While inhibition of the receptor mediated pathway represents the most exploited therapeutic application of these receptors, originally it was the activation of the TNF receptors that showed clinical promise (Aggarwal and Natarajan, 1996. Eur Cytokine Netw 7, 93-124). Activation of the TNF receptors can initiate cell death in the target cell and hence the application to tumors was and still is attractive (Eggermont et al., 1996. J Clin Oncol 14, 2653-65). The receptor can be activated either by administration of the ligand, i.e. the natural pathway or some antibodies that can crosslink the receptor are also potent agonists. Antibodies would have an advantage in oncology since they can persist in the blood for long periods whereas the ligands generally have short lifespans in the blood. As many of these receptors may be expressed more selectively in tumors or they may only signal cell death or differentiation in tumors, agonist antibodies could be good weapons in the treatment of cancer. Likewise, many positive immunological events are mediated via the TNF family receptors, e.g. host inflammatory reactions, antibody production etc. and therefore agonistic antibodies could have beneficial effects in other, non-oncological applications.

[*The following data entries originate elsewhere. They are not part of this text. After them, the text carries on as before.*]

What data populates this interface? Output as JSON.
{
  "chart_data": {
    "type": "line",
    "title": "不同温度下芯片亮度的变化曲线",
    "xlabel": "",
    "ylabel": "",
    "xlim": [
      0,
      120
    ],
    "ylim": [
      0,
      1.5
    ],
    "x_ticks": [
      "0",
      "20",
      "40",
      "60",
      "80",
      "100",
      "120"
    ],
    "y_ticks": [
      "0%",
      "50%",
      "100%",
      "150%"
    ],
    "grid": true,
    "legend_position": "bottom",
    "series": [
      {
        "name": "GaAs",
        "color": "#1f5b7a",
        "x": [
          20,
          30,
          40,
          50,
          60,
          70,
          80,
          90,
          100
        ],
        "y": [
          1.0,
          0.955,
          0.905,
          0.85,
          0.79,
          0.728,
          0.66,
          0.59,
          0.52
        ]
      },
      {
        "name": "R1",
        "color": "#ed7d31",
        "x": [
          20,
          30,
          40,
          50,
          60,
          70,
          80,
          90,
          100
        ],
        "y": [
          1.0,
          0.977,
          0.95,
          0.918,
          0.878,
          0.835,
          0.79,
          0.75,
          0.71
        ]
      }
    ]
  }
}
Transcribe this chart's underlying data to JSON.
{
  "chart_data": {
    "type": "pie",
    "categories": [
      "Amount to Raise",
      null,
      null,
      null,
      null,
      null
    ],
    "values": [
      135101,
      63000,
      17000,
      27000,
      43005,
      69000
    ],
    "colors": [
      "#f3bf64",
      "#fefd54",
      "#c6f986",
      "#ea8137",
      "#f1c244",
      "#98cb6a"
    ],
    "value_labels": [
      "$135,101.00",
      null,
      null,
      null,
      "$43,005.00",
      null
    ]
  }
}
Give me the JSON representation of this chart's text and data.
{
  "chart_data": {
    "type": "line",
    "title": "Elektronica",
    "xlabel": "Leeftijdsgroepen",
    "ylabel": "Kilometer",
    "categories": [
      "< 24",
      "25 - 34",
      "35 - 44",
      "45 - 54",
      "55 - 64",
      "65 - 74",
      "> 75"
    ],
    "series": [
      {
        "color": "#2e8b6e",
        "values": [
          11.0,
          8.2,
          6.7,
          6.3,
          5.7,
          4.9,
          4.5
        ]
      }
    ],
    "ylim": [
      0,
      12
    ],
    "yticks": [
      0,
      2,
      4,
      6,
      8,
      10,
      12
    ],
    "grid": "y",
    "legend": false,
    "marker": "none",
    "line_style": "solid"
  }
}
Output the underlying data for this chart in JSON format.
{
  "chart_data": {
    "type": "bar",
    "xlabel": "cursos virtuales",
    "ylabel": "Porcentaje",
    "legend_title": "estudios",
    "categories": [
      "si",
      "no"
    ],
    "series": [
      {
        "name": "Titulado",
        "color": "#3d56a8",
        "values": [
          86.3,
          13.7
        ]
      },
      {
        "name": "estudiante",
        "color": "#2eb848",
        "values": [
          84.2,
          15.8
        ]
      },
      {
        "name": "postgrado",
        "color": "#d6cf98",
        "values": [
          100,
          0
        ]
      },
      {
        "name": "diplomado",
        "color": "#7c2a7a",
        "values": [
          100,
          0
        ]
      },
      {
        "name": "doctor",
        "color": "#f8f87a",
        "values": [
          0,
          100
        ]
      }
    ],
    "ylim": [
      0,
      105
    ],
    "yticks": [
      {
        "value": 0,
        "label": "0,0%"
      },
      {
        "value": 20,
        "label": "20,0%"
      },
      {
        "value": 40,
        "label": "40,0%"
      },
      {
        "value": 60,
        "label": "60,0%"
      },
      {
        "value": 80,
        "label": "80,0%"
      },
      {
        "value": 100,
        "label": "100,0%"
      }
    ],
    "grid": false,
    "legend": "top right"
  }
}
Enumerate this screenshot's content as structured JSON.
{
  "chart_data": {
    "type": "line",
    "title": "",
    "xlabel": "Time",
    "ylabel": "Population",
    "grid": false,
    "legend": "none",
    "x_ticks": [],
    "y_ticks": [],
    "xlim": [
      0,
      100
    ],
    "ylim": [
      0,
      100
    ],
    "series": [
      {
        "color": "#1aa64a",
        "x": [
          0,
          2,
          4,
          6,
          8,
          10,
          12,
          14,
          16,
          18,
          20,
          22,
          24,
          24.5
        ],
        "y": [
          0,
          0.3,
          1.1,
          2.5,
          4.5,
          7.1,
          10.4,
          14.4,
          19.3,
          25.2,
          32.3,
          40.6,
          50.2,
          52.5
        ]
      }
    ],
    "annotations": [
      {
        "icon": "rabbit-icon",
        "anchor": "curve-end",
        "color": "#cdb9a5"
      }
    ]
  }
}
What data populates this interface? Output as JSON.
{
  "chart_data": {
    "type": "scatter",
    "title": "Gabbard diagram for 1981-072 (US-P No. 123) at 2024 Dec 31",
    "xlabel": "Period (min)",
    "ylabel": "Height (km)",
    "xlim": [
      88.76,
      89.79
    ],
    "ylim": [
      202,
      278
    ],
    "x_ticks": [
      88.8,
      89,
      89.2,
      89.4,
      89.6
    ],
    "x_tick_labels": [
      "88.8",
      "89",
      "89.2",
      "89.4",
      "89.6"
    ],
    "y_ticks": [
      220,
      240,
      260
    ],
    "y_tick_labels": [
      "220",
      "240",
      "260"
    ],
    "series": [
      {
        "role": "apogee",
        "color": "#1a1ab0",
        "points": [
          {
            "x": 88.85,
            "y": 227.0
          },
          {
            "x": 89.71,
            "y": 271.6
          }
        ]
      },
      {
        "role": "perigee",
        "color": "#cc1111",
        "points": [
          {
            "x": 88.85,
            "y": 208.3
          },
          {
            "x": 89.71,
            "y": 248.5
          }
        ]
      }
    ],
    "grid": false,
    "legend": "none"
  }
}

Paradoxically, the inhibition of a pathway may have clinical benefit in the treatment of tumors. For example the Fas ligand is expressed by some tumors and this expression can lead to the death of Fas positive lymphocytes thus facilitating the ability of the tumor to evade the immune system. In this case, inhibition of the Fas system could then allow the immune system to react to the tumor in other ways now that access is possible (Green and Ware, 1997. Natl. Acad. Sci. USA 94, 5986-5990).
The receptors are also useful to discover the corresponding ligand as they can serve as probes of the ligand in expression cloning techniques (Smith et al., 1993. Cell 73, 1349-60). Likewise, the receptors and ligands can form in vitro binding assays that will allow the identification of inhibitory substances. Such substances can form the basis of novel inhibitors of the pathways.